Nonprofits that want to influence public policy in today’s polarized political climate need to be persistent and develop a long-term strategy for achieving their goals, says Dan Smith, a former nonprofit advocate who spent more than 10 years working for Congress.
Mr. Smith, who just left a position as staff director of the Senate Health, Education, Labor, and Pensions Committee, or HELP committee, says Washington’s political system is currently “dysfunctional,” making it hard to get even routine business done. He says one big problem is the filibuster, a tactic lawmakers use to require measures to pass the Senate with 60 votes rather than a simple majority.
But, he says, that doesn’t mean nonprofits should just give up. In fact, he says, they should continue to cultivate lawmakers between now and the November elections.
“You don’t know what the next Congress is going to hold,” he says. “And as you build support for your ideas, many of those members are going to be back next time, and over time you build more and more support.”
Mr. Smith, who served on the HELP committee for about two and a half years, this month begins a new job as a consultant at the Sheridan Group, a firm that advises nonprofits on advocacy and lobbying. He will draw from his experience working for the American Cancer Society from 1999 to 2010, serving first as national vice president for government relations, then as president of the Cancer Action Network, the group’s advocacy arm.
Before that, for about eight years, he was a Congressional aide to Sen. Tom Harkin, an Iowa Democrat who now chairs the HELP Committee.

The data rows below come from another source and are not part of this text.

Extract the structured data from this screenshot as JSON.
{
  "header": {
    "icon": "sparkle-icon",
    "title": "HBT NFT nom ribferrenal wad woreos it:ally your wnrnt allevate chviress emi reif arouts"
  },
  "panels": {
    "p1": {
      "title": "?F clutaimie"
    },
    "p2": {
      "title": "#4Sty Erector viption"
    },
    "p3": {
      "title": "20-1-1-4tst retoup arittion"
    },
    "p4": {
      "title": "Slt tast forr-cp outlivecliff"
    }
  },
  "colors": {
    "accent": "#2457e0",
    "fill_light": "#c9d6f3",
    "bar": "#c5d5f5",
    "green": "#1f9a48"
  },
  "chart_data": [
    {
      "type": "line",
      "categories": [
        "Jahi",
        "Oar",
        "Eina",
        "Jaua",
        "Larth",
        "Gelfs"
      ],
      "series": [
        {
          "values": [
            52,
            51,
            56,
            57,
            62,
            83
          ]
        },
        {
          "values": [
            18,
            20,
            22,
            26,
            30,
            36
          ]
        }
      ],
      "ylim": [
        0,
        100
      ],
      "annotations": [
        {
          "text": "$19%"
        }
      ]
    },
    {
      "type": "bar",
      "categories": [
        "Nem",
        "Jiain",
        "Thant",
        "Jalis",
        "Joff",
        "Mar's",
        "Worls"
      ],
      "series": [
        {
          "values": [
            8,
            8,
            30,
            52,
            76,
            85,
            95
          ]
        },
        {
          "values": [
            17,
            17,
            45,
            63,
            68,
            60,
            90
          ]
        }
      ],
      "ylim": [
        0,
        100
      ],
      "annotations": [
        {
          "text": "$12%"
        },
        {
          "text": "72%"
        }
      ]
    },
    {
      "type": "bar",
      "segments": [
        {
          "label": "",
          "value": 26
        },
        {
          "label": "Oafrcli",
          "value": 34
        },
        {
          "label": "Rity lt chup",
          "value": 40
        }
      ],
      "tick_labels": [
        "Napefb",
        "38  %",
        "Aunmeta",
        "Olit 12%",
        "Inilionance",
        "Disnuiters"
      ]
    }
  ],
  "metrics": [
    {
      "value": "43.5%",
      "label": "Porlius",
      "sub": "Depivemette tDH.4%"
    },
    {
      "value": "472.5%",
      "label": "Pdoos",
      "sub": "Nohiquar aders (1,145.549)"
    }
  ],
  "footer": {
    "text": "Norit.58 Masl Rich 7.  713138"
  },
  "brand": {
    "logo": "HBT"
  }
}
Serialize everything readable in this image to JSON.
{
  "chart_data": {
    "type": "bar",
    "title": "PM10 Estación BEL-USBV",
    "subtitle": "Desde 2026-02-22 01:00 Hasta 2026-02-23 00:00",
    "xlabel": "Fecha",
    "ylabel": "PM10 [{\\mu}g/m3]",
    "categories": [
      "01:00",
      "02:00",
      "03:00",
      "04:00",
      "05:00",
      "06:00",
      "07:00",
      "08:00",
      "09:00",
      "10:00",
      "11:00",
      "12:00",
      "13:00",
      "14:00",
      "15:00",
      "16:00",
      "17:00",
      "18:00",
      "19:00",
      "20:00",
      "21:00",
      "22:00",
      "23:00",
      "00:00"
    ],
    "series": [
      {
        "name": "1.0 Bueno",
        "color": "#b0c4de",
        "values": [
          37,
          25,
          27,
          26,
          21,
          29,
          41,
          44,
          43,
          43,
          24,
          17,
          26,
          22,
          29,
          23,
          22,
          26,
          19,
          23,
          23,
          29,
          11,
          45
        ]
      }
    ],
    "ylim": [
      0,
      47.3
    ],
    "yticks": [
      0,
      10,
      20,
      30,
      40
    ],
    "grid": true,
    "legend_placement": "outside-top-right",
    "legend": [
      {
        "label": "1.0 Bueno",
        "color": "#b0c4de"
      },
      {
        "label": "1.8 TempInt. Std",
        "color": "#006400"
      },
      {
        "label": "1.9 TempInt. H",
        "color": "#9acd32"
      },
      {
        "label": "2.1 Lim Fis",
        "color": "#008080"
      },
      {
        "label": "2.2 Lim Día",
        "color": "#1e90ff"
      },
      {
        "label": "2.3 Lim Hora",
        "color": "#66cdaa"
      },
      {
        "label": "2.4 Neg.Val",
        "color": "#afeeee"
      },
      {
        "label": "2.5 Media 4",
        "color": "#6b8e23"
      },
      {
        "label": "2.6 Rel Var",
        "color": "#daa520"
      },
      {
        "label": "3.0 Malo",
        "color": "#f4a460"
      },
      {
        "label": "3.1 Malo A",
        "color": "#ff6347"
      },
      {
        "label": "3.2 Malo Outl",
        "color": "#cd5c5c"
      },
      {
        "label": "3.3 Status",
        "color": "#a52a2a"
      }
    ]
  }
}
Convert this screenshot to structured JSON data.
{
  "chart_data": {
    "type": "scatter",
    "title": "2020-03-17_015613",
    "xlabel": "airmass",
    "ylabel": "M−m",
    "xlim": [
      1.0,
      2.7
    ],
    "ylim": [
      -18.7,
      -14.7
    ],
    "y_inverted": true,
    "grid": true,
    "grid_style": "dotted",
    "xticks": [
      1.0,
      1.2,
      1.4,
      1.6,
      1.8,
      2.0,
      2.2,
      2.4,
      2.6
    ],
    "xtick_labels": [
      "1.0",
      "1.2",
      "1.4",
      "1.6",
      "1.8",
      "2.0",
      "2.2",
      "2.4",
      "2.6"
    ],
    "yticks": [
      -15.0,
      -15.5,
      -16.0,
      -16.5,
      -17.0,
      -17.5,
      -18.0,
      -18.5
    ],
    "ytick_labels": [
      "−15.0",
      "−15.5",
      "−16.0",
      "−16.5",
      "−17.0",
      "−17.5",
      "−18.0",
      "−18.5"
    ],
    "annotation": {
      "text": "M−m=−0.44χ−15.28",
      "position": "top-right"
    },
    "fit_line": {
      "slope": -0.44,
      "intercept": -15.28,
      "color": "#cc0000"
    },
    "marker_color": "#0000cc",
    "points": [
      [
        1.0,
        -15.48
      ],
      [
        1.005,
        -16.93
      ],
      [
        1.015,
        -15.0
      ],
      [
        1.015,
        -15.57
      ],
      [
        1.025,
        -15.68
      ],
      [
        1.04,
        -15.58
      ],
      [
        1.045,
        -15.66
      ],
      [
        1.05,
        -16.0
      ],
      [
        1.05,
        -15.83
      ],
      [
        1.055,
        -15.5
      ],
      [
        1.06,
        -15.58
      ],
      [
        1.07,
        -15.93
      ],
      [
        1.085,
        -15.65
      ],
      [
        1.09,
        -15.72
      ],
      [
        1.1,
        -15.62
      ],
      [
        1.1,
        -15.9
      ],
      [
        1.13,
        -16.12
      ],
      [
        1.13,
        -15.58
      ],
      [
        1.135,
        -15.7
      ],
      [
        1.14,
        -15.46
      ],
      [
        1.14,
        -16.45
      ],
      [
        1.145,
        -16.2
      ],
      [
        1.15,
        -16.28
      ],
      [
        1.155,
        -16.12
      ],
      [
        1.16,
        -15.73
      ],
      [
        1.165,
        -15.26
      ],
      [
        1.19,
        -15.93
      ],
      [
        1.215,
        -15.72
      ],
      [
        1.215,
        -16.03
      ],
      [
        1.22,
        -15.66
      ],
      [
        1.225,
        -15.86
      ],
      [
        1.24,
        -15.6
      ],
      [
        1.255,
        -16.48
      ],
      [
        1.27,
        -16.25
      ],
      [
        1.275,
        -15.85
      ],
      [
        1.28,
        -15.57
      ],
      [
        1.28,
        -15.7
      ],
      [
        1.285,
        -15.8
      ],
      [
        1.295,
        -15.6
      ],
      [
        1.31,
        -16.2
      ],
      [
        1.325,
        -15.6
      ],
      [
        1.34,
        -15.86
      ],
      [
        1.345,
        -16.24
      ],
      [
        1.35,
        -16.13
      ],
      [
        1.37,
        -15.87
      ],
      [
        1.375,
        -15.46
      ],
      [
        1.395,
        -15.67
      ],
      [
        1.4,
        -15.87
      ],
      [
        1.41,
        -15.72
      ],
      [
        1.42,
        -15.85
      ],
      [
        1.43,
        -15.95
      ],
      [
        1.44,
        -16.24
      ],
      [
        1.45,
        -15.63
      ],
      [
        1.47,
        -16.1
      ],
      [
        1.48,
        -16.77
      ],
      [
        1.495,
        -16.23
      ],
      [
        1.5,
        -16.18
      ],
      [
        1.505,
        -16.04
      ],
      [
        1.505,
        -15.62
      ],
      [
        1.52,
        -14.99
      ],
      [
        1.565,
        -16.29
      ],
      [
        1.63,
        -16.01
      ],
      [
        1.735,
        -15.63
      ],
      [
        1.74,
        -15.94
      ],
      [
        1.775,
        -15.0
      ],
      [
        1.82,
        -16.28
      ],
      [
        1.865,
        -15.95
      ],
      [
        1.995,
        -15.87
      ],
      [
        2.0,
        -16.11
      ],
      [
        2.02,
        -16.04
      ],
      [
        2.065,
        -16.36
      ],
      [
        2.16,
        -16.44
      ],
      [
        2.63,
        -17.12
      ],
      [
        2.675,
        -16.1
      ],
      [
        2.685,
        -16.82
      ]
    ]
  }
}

He says he decided to leave Congress this time around mainly for financial reasons, noting he had taken a pay cut to accept the committee job and has two children approaching college age.
Following are excerpts from an interview with Mr. Smith.
What is the most important thing nonprofits can do to improve their advocacy efforts?
Have an effective and well-thought-out strategy for how you want to influence the process and take the time to actually plan out that strategy and be thoughtful about where you can influence the process and what the key decision points are. Far too many people have good ideas but don’t always understand how the process actually works and where the critical decision points are and who you actually need to get to to influence. The other thing that’s important is to build out a good coalition and a good set of supporters.
Do people on the Hill get the nonprofit sector?
To an extent, but what folks have to understand is people on the Hill are very, very busy. You think about the HELP committee: It has a huge portion of the domestic agenda under its jurisdiction. When you go up as an advocate, you need to be very succinct and very direct about both what your problem is and also to offer real solutions to lawmakers and their staffs.
Do nonprofits devote enough effort to advocacy?
Most nonprofits could actually spend more time, money, and effort on advocacy when you look at what kind of change you can bring and how you can advance your mission. When we formed the Cancer Action Network, we were able to effect big policy change across the country. We worked with a coalition often to do this. When I joined the Cancer Society in 1999, there was, I believe, one state in the country that had smoke-free laws. When I left, I think the number was up to 28 or 29 10 years later. That was not by accident. We had well-funded, well-thought-out campaigns across the country.
How different is the atmosphere in Washington now from when you worked on the Hill in the 1990s?
I was struck when I went back how even the easy things that used to happen as a matter of course no longer happen as a matter of course. There are must-pass bills that normally would pass: At the end of the day, both sides would come together and make that happen. There’s less of that. I really think the filibuster needs to be reformed. That everything now in the U.S. Senate requires 60 votes practically, that’s very bad for the country. If we can’t make national policy effectively, that’s going to impact our future as a country. That gets right to the heart of many of the issues that matter to the nonprofit sector.
What is the best way to work with a polarized Congress?
The people who are successful at it are the ones who are persistent, that don’t give up, that continue to educate, that try to have reasonable conversations with folks and don’t throw up their hands and make one attempt and say it’s not going to happen. You might not be able to get something done in this Congress, but that doesn’t mean you just stop working with them. No, that’s an opportunity between now and the election to go up and educate folks about your issues.